CFC size seems to be a problem with lucee and apar...
# lucee
g
CFC size seems to be a problem with lucee and apart from splitting the file into a series of includes, are there any other practices or advice that would result in this being less of a problem ?
a
This is probably most likely a design issue. Rather that split it into multiple includes, assess how much of the code in the CFC actually belongs together. I bet ya ten quid it's not adhering to the Single Responsibility Principle.
g
Thanks, but not helpful
a
Come again? You specifically asked "are there any other practices or advice that would result in this being less of a problem". The practice of following industry-standard design principles is precisely a solution to your problem. It's kinda why they exist. Its kinda why Java can figure "it's OK for us to have this ceiling on our class sizes, because it's more than likely anything going over this (pretty generous ~) threshold could probably benefit from a bit of refactoring". There is no answer that is "pass this setting to the compiler to get you off the hook", if that's what you are after. Your code has become too big. Make it more manageable.

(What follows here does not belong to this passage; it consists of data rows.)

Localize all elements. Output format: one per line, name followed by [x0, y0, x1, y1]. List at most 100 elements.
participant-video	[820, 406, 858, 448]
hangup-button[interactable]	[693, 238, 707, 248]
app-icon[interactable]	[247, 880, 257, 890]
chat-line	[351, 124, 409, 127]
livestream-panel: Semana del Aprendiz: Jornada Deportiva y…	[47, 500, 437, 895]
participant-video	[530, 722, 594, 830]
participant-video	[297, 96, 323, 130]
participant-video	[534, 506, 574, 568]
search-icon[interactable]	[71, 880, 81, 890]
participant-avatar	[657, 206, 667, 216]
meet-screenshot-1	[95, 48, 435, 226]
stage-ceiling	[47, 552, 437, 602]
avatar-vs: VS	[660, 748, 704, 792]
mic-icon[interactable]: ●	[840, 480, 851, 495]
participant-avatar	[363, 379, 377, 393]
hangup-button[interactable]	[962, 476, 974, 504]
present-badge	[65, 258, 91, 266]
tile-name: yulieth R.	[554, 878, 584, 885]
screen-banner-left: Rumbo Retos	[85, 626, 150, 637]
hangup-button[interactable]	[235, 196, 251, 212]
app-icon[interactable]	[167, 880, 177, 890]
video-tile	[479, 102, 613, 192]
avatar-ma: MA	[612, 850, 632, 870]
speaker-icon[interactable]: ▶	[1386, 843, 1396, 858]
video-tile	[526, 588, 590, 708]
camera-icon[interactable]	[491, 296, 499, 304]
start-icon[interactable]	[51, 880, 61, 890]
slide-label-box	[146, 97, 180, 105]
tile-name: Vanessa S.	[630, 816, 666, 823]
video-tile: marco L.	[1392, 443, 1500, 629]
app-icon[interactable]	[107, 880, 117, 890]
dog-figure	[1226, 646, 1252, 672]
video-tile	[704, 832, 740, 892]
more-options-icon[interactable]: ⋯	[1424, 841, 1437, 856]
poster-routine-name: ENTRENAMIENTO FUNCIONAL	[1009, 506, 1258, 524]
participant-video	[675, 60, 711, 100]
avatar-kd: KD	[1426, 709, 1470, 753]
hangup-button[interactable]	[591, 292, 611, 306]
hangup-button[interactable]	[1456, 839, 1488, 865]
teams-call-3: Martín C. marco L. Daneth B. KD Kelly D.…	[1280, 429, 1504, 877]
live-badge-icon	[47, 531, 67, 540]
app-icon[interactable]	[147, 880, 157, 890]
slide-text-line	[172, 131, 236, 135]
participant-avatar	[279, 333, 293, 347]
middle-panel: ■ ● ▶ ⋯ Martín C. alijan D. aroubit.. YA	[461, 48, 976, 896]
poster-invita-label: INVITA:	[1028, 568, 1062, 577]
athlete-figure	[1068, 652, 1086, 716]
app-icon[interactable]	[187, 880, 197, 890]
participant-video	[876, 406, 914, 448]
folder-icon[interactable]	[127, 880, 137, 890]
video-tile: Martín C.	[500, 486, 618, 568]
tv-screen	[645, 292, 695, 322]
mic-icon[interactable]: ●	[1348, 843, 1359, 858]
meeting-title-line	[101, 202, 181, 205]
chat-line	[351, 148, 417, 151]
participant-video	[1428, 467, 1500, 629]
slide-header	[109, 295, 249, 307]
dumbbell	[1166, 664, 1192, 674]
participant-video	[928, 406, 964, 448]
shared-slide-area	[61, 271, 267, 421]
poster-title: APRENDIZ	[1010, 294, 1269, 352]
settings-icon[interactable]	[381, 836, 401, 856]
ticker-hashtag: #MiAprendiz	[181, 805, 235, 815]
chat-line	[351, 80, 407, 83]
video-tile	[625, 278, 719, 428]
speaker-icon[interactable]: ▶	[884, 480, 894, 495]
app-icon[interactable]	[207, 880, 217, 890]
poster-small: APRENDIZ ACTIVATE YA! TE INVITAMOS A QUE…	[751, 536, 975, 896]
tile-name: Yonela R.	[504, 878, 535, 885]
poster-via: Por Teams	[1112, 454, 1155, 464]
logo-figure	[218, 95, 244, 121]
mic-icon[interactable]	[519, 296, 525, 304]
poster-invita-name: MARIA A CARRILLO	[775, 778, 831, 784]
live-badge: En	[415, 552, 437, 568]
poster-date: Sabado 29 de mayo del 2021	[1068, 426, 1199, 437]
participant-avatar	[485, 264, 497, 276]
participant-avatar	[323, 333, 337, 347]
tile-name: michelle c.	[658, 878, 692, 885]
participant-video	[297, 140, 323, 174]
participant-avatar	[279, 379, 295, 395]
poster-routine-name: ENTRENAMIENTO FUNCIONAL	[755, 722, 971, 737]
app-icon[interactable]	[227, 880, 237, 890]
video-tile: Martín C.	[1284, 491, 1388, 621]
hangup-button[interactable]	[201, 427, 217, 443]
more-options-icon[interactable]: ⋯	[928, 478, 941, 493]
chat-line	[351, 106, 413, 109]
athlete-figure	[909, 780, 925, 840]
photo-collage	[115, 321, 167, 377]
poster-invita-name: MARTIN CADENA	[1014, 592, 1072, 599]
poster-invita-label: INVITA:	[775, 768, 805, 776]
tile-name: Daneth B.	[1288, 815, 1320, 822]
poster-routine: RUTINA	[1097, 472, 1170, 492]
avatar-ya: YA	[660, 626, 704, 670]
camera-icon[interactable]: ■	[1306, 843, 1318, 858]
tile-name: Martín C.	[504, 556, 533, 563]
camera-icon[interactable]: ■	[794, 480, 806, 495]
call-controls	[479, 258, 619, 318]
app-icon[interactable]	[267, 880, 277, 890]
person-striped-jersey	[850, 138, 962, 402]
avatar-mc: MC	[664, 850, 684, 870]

You have kinda framed the question wrong maybe. It's not "CFC size seems to be a problem with lucee". Its just "CFC size seems to be a problem".
g
Thanks, I'll keep that in mind
a
I dunno of any other approach. Like say "use CFML construct x instead of CFML construct y because that compiles to less byte code", I doubt there'll be much gain here even if you could work it out. And it doesn't sound like a great approach even if it was the case.
Might be worth decompiling the generated class file and seeing if there's any trend in the Java that indicates what might be contributing? EG maybe the CFC is mostly
<cfquery>
stuff, and you've just added in some stuff that processes some XML, so whilst the CFML is a one-liner around the XML, perhaps all the shiz that needs to be included to support the XML operations is quite large (random baseless example to illustrate the point). Seems like a lot of effort compared to ripping some stuff out into another CFC though.
g
Lucee mentions something about not being able to split the CFC, like it's tried and failed for some reason, thought maybe there was a way to allow lucee to successfully split the CFC, like not using CFC variables or something
a
Maybe. It's probably the coupling between the methds. If there were some methods that didn't call each other, they could probably be separated into separate [things] under the hood. That's a total guess though, I've never seen that error so never had to troubleshoot it.
Are your methods quite long in general (say... >50 lines)? Maybe they're a bit "busy" so Lucee can't work its refactoring strategy? Poss look to try to apply the Single Responsibility Principle to a couple of your longer methods, and extract bits of functionality out into smaller private methods. It might give Lucee a chance to work out what to do.
How good is your test coverage? How risky is some refactoring within the CFC itself?
g
It's weird, because I have a script that puts every function into an include and then rewrites a copy of the original CFC to use those includes, and it all works fine, but it's a tough workflow to setup
a
Yeah includes are discretely compiled. It's really not a great design strategy compared with using separate CFCs though I'm afraid. It only addresses things from a LOC perspective rather than a concept (and LOC) perspective. I've not looked for ages but CF used to compile every function separately (so each function had the class-size threshold), and I can remember Lucee (or poss Railo) poopooing that idea.
r
How many lines are you hitting this issue at? I'm just curious.